То, что Кит проживал, входя в класс, не входя в него, представляло собой травму, вызванную смертью матери, травму, с которой он никогда не сталкивался прямо. Он так и не сказал ей последнее «прощай» и потому не знал точно, жива она или нет. Он никогда по-настоящему не ощущал предательства и не чувствовал себя покинутым. В результате он перестал выполнять действия, которые требовали постоянного повторения, так как не попрощался с умершей матерью. Входя в дверь, он не знал, окажется за дверью его мать или нет, и даже не был готов это узнать. Его мать умерла. Бессознательно он не знал, что она умерла. Он был не в состоянии проверить это в реальности. Однако любовь к молодой женщине открыла ему истину: его мать умерла, а его возлюбленная жива. То есть люди умирают, а жизнь продолжается. В настоящее время его задача понять, что войти в дверь означает войти в дверь.
Поведение этого молодого человека выявляет незрелую маскулинность многих зависимых женщин, которые видят во сне какую-то катастрофу, и у них возникает неизбывное чувство иррациональной вины за то, что они когда-то бессознательно совершили. Их подавленная агрессивность делает их послушными. Тем самым, отреагируя вовне свою зависимость, они сами себя теряют. То, что следовало сделать, было бесчеловечно и совершенно невозможно; потому, несмотря на телесное присутствие, их личность полностью отсутствует. Если они войдут в контакт с первичной травмой и появится позитивная маскулинная энергия, которая поможет им вернуться к реальности, их развитие будет продолжаться, начиная с возраста, на котором оно затормозилось. Если эта энергия появляется в образе юноши, женщина может обнаружить в себе сильное эротическое влечение к подросткам. Несколько свиданий при луне становятся куда более взрывными и страстными, чем в юности. Нераскрывшаяся сексуальность вызывает эффект повторяющихся приливов, которые не только распространяются по всему телу, но одновременно возбуждают спящие области психики. Связь с женщиной, которая испытывает желание и воображает его как экспансию, действительно представляет собой сплав, слияние в единое целое, ибо ее целостность зависит от наличия другого. Это подростковое томление, характерное для романтической любви, во время которой годы бессознательной тоски по потерянной матери сменяются периодом явной ненасытной благодарности и скорее понуждают к уходу от внешнего мира, чем помогают преодолеть его реалии.
В мифологии это состояние передается через образ Парсифаля в романтической повести Кретьена де Труа (около 1185 г.), представляющей собой одну из первых версий поиска Святого Грааля.
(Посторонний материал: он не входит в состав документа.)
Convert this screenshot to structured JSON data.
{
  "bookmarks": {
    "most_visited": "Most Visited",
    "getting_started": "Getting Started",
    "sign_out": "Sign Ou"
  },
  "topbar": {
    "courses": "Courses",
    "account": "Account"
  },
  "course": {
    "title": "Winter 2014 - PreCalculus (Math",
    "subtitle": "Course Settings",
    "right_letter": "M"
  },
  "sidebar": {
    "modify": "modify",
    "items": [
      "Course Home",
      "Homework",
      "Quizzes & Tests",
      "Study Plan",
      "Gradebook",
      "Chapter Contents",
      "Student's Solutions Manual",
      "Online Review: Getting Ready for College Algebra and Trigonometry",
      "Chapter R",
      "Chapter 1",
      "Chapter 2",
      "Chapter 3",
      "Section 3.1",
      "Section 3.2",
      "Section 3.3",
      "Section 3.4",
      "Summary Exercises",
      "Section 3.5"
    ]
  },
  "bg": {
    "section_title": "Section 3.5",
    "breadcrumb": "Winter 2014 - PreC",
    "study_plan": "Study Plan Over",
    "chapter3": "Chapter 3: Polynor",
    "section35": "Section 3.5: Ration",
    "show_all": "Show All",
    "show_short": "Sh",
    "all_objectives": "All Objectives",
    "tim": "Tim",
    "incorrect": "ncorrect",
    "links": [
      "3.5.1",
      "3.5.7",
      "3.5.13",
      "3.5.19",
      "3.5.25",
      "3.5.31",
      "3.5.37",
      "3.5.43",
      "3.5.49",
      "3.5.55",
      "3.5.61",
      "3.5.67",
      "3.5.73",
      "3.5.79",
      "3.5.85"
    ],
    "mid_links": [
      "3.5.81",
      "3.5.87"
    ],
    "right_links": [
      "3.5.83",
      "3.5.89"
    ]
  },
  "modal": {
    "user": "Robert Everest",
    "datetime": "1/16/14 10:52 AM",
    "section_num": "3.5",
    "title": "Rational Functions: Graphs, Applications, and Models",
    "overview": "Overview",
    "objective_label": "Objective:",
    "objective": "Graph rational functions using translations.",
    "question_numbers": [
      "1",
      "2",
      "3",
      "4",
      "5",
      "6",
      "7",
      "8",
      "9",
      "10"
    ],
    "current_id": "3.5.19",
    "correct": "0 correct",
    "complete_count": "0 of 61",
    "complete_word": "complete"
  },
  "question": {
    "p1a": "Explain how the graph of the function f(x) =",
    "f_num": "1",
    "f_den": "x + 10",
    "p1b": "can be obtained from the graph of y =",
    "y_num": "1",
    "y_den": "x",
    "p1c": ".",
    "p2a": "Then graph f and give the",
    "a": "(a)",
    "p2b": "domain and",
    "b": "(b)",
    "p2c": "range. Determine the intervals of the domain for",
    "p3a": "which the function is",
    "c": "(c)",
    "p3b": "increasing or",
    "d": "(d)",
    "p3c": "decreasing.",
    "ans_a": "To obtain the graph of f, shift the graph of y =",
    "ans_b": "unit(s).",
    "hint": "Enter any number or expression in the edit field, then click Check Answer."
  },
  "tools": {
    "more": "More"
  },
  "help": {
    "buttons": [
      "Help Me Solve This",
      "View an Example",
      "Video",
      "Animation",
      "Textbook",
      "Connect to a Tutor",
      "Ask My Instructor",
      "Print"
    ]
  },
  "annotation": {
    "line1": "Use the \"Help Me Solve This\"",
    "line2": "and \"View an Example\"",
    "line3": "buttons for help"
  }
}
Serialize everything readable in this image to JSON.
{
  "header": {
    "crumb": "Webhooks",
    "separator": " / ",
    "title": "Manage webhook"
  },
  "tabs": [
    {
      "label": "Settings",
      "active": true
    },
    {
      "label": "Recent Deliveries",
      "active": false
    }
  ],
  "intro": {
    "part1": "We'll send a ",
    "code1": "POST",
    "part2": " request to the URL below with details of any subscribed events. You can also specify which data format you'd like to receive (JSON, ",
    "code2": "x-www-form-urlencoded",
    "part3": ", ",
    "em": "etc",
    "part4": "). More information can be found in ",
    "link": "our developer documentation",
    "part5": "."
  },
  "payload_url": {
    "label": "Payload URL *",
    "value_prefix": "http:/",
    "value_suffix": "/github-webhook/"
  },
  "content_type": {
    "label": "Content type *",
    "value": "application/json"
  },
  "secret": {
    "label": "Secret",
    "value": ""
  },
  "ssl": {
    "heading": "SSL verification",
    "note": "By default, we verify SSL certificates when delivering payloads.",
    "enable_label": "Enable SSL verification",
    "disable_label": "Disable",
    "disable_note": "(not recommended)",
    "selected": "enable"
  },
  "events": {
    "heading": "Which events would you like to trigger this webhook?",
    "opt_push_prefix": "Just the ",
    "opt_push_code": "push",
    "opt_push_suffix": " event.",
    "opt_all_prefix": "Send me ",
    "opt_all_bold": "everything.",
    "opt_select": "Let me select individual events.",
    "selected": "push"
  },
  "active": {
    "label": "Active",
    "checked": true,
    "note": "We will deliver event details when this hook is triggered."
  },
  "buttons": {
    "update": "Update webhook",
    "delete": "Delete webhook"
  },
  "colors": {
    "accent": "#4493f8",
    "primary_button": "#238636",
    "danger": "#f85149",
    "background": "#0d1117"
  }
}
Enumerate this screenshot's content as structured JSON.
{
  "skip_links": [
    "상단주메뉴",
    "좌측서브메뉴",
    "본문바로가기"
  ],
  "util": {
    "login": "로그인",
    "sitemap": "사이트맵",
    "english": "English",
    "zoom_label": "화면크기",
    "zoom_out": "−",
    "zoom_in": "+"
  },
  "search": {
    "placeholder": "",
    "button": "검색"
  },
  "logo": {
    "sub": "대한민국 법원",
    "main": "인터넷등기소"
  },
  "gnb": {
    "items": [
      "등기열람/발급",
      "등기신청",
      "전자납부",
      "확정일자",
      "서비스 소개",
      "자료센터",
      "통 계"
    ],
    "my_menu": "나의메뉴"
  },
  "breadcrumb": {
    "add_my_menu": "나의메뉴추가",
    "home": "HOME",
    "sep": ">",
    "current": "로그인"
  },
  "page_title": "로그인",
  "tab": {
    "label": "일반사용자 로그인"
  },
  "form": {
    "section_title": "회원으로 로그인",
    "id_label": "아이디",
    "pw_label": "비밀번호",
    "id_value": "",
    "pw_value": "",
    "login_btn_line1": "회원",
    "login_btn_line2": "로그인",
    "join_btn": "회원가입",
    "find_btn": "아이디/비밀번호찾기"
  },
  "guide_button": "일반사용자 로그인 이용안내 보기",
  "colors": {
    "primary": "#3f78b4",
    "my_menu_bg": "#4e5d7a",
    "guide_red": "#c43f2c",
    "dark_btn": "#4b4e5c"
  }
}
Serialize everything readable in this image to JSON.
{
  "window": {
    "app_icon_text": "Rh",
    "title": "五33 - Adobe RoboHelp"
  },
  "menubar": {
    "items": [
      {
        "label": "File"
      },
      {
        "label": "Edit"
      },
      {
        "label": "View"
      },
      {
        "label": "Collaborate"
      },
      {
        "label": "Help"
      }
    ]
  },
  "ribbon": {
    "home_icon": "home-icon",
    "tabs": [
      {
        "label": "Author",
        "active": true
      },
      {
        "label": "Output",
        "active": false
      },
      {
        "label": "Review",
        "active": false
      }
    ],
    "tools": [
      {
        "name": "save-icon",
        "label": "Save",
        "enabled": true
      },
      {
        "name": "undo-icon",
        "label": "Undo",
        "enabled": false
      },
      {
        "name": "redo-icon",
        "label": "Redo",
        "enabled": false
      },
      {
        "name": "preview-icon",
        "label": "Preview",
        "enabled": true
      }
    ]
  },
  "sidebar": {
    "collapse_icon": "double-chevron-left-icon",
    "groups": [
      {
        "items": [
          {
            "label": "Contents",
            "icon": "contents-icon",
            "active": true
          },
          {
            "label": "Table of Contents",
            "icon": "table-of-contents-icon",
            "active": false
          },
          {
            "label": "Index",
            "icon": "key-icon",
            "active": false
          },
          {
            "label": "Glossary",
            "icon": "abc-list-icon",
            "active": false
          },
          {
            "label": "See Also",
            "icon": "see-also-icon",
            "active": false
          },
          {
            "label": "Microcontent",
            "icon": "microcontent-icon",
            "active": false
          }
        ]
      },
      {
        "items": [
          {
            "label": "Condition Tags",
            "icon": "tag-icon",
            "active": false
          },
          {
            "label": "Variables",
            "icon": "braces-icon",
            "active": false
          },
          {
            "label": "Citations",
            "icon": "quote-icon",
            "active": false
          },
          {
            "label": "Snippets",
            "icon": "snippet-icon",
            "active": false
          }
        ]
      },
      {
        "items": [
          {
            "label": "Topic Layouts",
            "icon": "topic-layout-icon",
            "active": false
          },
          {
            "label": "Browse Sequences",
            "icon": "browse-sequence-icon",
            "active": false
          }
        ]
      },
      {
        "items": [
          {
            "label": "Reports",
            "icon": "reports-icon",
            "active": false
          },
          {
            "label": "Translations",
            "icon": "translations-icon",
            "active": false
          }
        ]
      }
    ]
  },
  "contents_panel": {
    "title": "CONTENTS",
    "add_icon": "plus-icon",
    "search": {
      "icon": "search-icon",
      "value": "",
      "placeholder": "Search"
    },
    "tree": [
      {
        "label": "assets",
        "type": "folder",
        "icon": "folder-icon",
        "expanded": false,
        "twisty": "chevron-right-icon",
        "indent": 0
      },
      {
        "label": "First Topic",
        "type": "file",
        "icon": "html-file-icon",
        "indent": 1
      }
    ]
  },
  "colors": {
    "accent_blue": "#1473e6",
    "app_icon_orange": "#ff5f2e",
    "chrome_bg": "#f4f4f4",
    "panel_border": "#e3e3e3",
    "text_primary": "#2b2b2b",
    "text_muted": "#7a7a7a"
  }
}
Грааль - это кубок, из которого на Тайной Вечере вкушали вино Христос и апостолы и который, согласно легенде, привез в Англию Иосиф Аримафейский. Однако в повести Кретьена де Труа не дается христианской интерпретации существования Грааля. Парсифаль остановился в замке Короля-Рыбака, где оказался свидетелем таинственного ритуального шествия, во время которого вынесли окровавленное копье и сверкающую золотую чашу. Отец и два старших брата Парсифаля погибли в рыцарских сражениях, когда он был еще мальчиком. Он обещал матери, которая смертельно боялась за судьбу единственного оставшегося в живых сына, что станет рыцарем при условии, что будет почитать дам, регулярно ходить в церковь и не задавать вопросов. Таким образом, посвящение Парсифаля в рыцари состоялось под эгидой его трепетной матери, а потому его первые робкие претензии на Грааль больше напоминали поведение в присутствии мрачной утробы старухи-матери, чем отношение к святому сосуду. Затем чаша служит сосудом для раненого фаллоса ее сына, символизируемого окровавленным копьем, представшим взору Парсифаля. Следуя наставлениям матери, он не решается задать ни одного вопроса относительно того, что увидел. На следующее утро замок Короля-Рыбака исчезает.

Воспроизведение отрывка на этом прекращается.